В картах Лера ничего не понимала, но знала, что Саша всегда уменьшает результат игры — и в случае проигрыша, и в случае выигрыша. Часто он говорил, что у него нет ни копейки, а Лера случайно находила деньги у него в столе, и тогда он говорил, что это «святые деньги» — карточный долг. Но в тот же вечер или вскоре после того он где-нибудь выпивал с приятелями, и Лера знала, что он пил на «святые деньги». Тоска была не в том, что он играл, проигрывал, утаивал деньги, когда Лера не всегда могла купить себе пару чулок, а Васенька нуждался то в одном, то в другом. Тоска заключалась в том, что эта игра была для Саши и его партнеров как бы целым миром, доставлявшим все горести, радости, удовольствия духа.

Невыносимо было слушать их разговор во время игры. Как однообразно, как пошло они шутили, как тоскливо издевались друг над другом! Не стесняясь Леры, а особенно если она спала или делала вид, что спит, они рассказывали анекдоты, от которых хотелось не смеяться, а морщиться. Почти никогда они не говорили о литературе, о театре, о своей работе с таким же смаком, с каким обсуждали знакомых или говорили о пульке, о женщинах. При Лере они ограничивались намеками, но когда ее не было, распускали языки вовсю.

Гохберг легкими шагами бегал по комнате, говорил возбужденно:

— Но теперь их мнение должно измениться! А помните, как они кричали: «Вы идете на поводу у хапуг!»

— Теперь они в нокауте…

— А статью Хорева помните? Ай, статья, статья! — смеялся Ниязов. — Бульдозеры, говорит, приносят пользу одним бульдозеристам!

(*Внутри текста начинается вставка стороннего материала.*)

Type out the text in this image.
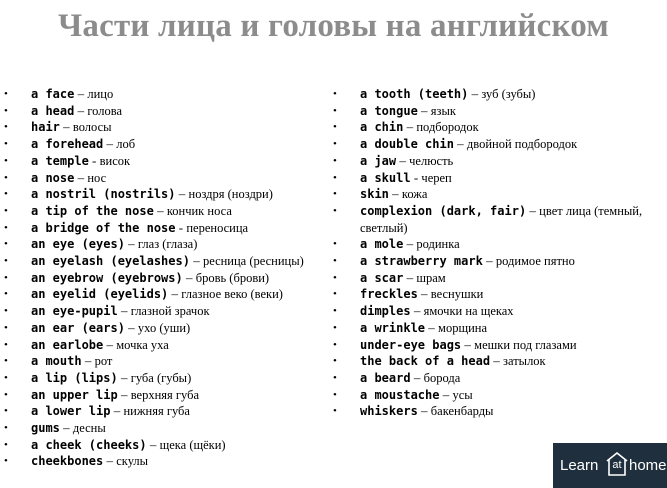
Части лица и головы на английском
• a face – лицо
• a head – голова
• hair – волосы
• a forehead – лоб
• a temple - висок
• a nose – нос
• a nostril (nostrils) – ноздря (ноздри)
• a tip of the nose – кончик носа
• a bridge of the nose - переносица
• an eye (eyes) – глаз (глаза)
• an eyelash (eyelashes) – ресница (ресницы)
• an eyebrow (eyebrows) – бровь (брови)
• an eyelid (eyelids) – глазное веко (веки)
• an eye-pupil – глазной зрачок
• an ear (ears) – ухо (уши)
• an earlobe – мочка уха
• a mouth – рот
• a lip (lips) – губа (губы)
• an upper lip – верхняя губа
• a lower lip – нижняя губа
• gums – десны
• a cheek (cheeks) – щека (щёки)
• cheekbones – скулы
• a tooth (teeth) – зуб (зубы)
• a tongue – язык
• a chin – подбородок
• a double chin – двойной подбородок
• a jaw – челюсть
• a skull - череп
• skin – кожа
• complexion (dark, fair) – цвет лица (темный, светлый)
• a mole – родинка
• a strawberry mark – родимое пятно
• a scar – шрам
• freckles – веснушки
• dimples – ямочки на щеках
• a wrinkle – морщина
• under-eye bags – мешки под глазами
• the back of a head – затылок
• a beard – борода
• a moustache – усы
• whiskers – бакенбарды
Learn	at home
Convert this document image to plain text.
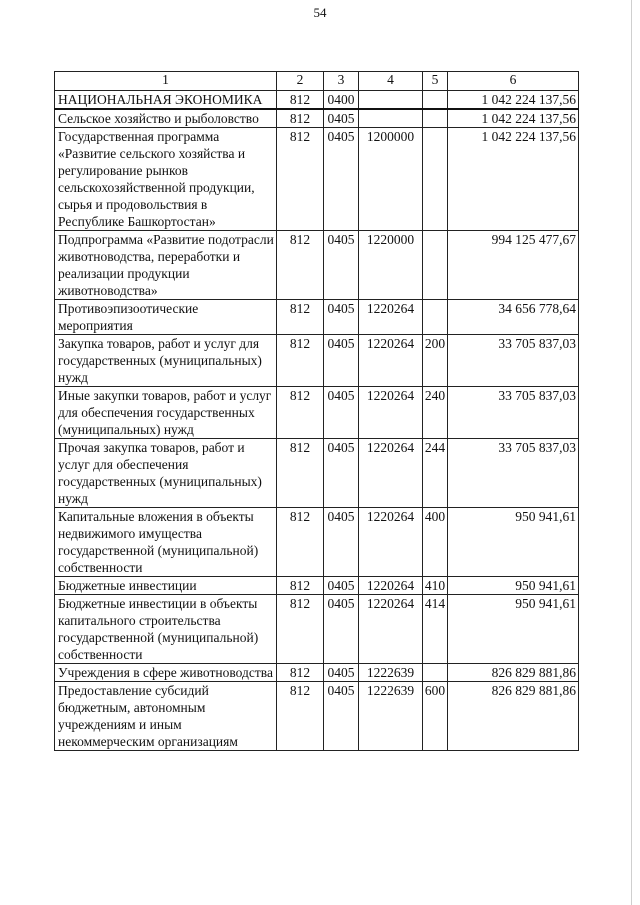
54
1	2	3	4	5	6
НАЦИОНАЛЬНАЯ ЭКОНОМИКА	812	0400			1 042 224 137,56
Сельское хозяйство и рыболовство	812	0405			1 042 224 137,56
Государственная программа «Развитие сельского хозяйства и регулирование рынков сельскохозяйственной продукции, сырья и продовольствия в Республике Башкортостан»	812	0405	1200000		1 042 224 137,56
Подпрограмма «Развитие подотрасли животноводства, переработки и реализации продукции животноводства»	812	0405	1220000		994 125 477,67
Противоэпизоотические мероприятия	812	0405	1220264		34 656 778,64
Закупка товаров, работ и услуг для государственных (муниципальных) нужд	812	0405	1220264	200	33 705 837,03
Иные закупки товаров, работ и услуг для обеспечения государственных (муниципальных) нужд	812	0405	1220264	240	33 705 837,03
Прочая закупка товаров, работ и услуг для обеспечения государственных (муниципальных) нужд	812	0405	1220264	244	33 705 837,03
Капитальные вложения в объекты недвижимого имущества государственной (муниципальной) собственности	812	0405	1220264	400	950 941,61
Бюджетные инвестиции	812	0405	1220264	410	950 941,61
Бюджетные инвестиции в объекты капитального строительства государственной (муниципальной) собственности	812	0405	1220264	414	950 941,61
Учреждения в сфере животноводства	812	0405	1222639		826 829 881,86
Предоставление субсидий бюджетным, автономным учреждениям и иным некоммерческим организациям	812	0405	1222639	600	826 829 881,86
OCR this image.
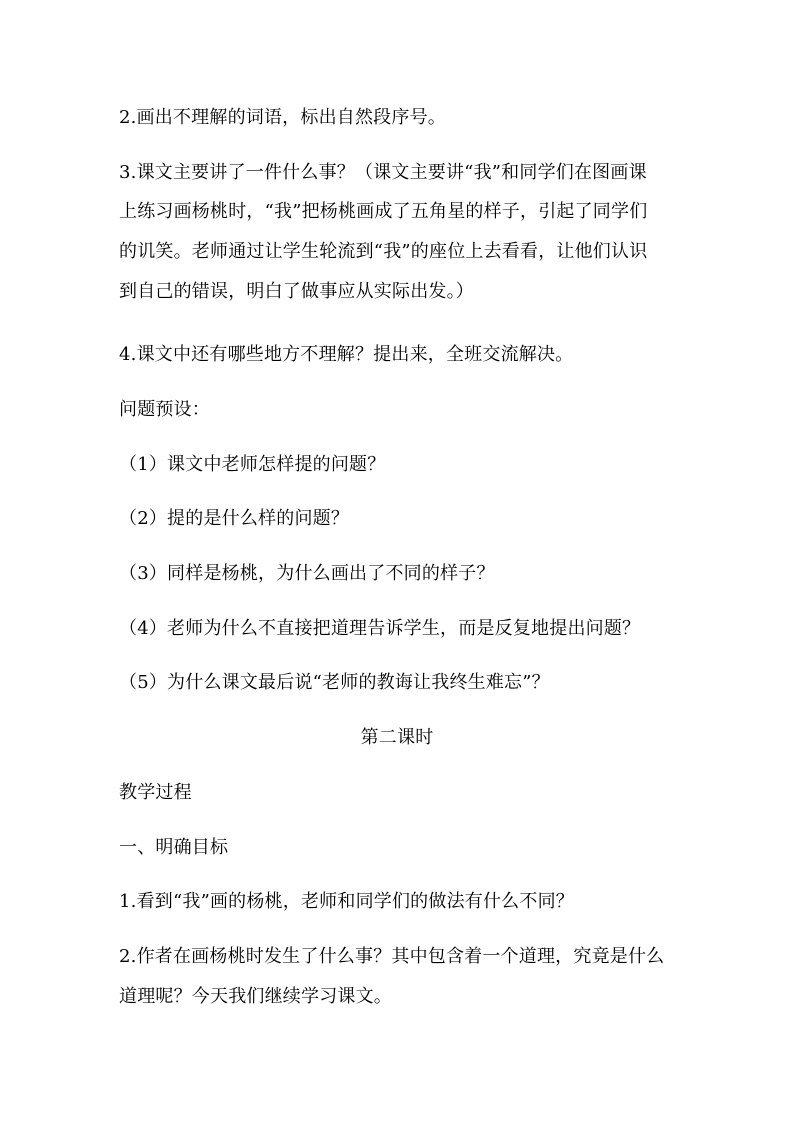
2.画出不理解的词语，标出自然段序号。
3.课文主要讲了一件什么事？（课文主要讲“我”和同学们在图画课
上练习画杨桃时，“我”把杨桃画成了五角星的样子，引起了同学们
的讥笑。老师通过让学生轮流到“我”的座位上去看看，让他们认识
到自己的错误，明白了做事应从实际出发。）
4.课文中还有哪些地方不理解？提出来，全班交流解决。
问题预设：
（1）课文中老师怎样提的问题？
（2）提的是什么样的问题？
（3）同样是杨桃，为什么画出了不同的样子？
（4）老师为什么不直接把道理告诉学生，而是反复地提出问题？
（5）为什么课文最后说“老师的教诲让我终生难忘”？
第二课时
教学过程
一、明确目标
1.看到“我”画的杨桃，老师和同学们的做法有什么不同？
2.作者在画杨桃时发生了什么事？其中包含着一个道理，究竟是什么
道理呢？今天我们继续学习课文。
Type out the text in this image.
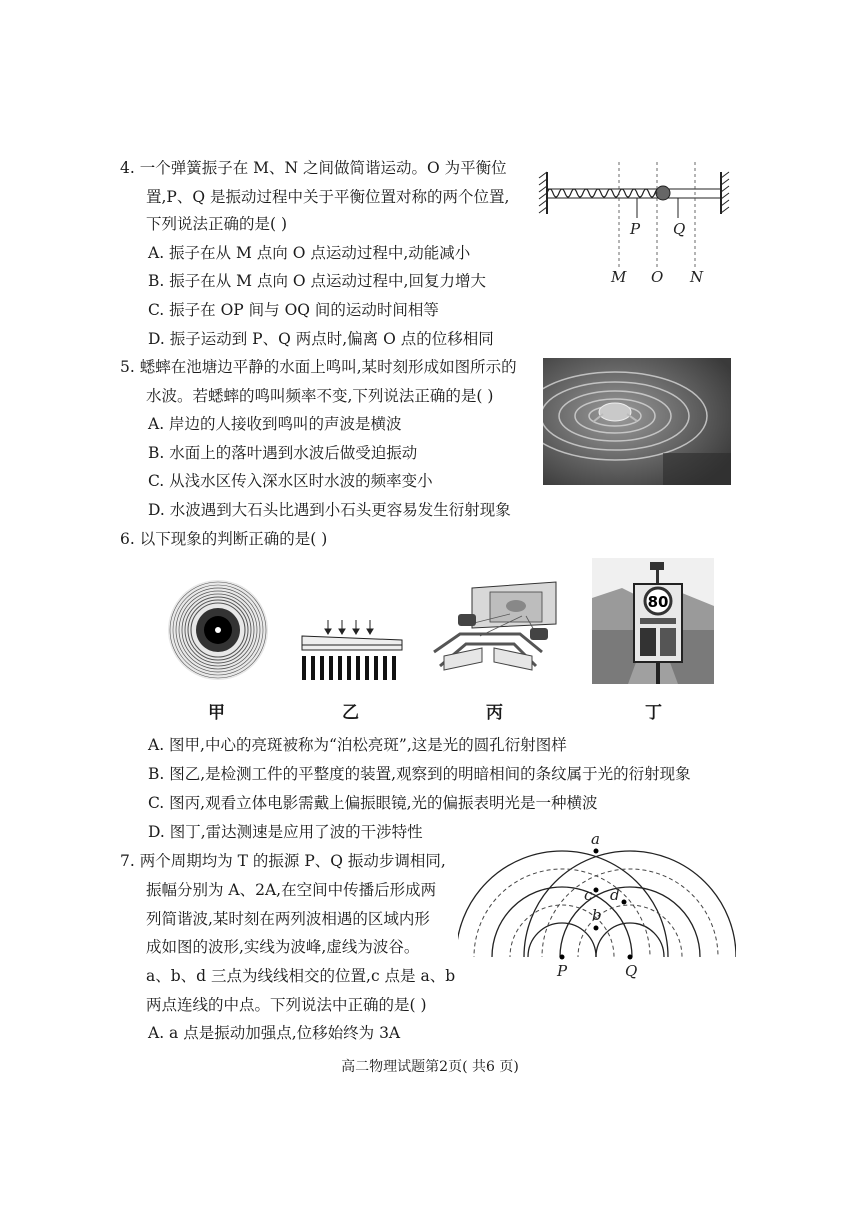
4. 一个弹簧振子在 M、N 之间做简谐运动。O 为平衡位
置,P、Q 是振动过程中关于平衡位置对称的两个位置,
下列说法正确的是( )
A. 振子在从 M 点向 O 点运动过程中,动能减小
B. 振子在从 M 点向 O 点运动过程中,回复力增大
C. 振子在 OP 间与 OQ 间的运动时间相等
D. 振子运动到 P、Q 两点时,偏离 O 点的位移相同
P Q
M O N
5. 蟋蟀在池塘边平静的水面上鸣叫,某时刻形成如图所示的
水波。若蟋蟀的鸣叫频率不变,下列说法正确的是( )
A. 岸边的人接收到鸣叫的声波是横波
B. 水面上的落叶遇到水波后做受迫振动
C. 从浅水区传入深水区时水波的频率变小
D. 水波遇到大石头比遇到小石头更容易发生衍射现象
6. 以下现象的判断正确的是( )
80
甲	乙	丙	丁
A. 图甲,中心的亮斑被称为“泊松亮斑”,这是光的圆孔衍射图样
B. 图乙,是检测工件的平整度的装置,观察到的明暗相间的条纹属于光的衍射现象
C. 图丙,观看立体电影需戴上偏振眼镜,光的偏振表明光是一种横波
D. 图丁,雷达测速是应用了波的干涉特性
7. 两个周期均为 T 的振源 P、Q 振动步调相同,
振幅分别为 A、2A,在空间中传播后形成两
列简谐波,某时刻在两列波相遇的区域内形
成如图的波形,实线为波峰,虚线为波谷。
a、b、d 三点为线线相交的位置,c 点是 a、b
两点连线的中点。下列说法中正确的是( )
A. a 点是振动加强点,位移始终为 3A
a
b
c d
P	Q
高二物理试题第2页( 共6 页)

Белобрысый Смирнов, пошмыгав носом, сказал:

— Но мнение американских дельцов — это, знаете, не авторитет…

— Почему дельцов? И почему американских? Там были ирригаторы восемнадцати стран, инженеры, ученые. Какой ты, ей-богу, скучный, упрямый скептик! — кипятился Гохберг. — Неужели тебя не волнует, не наполняет гордостью то, что и в нашей области, ирригаторской, мы обогнали Америку? Я, конечно, не сравниваю с запуском спутника, пусть наше дело гораздо скромнее, но оно наше, наше, понимаешь? Вот мы все им занимались, ломали голову…

— Дорогой, не надо меня агитировать за Советскую власть. Я что хочу сказать? Меня убеждает существо дела, а не то, что кто-то где-то — за океаном — пришел в восторг.

Карабаш сузил глаза:

— Аркадий, он прав, вообще-то. Почему мы должны удивляться тому, что для американцев наш бульдозерный метод оказался открытием? Вся наша стройка — открытие. Мы делаем небывалое, поймите вы!..

Когда Карабаш сердился, его глаза делались узкими и желваки на скулах твердели, как литые. Он говорил негромко, зато Гохберг кричал и наскакивал на Смирнова, как петух. Этот Смирнов не нравился Лере. У него было лицо скопца: бесцветное, травянистое, неясного возраста. А говорили, что он самый молодой из инженеров, на год моложе Карабаша.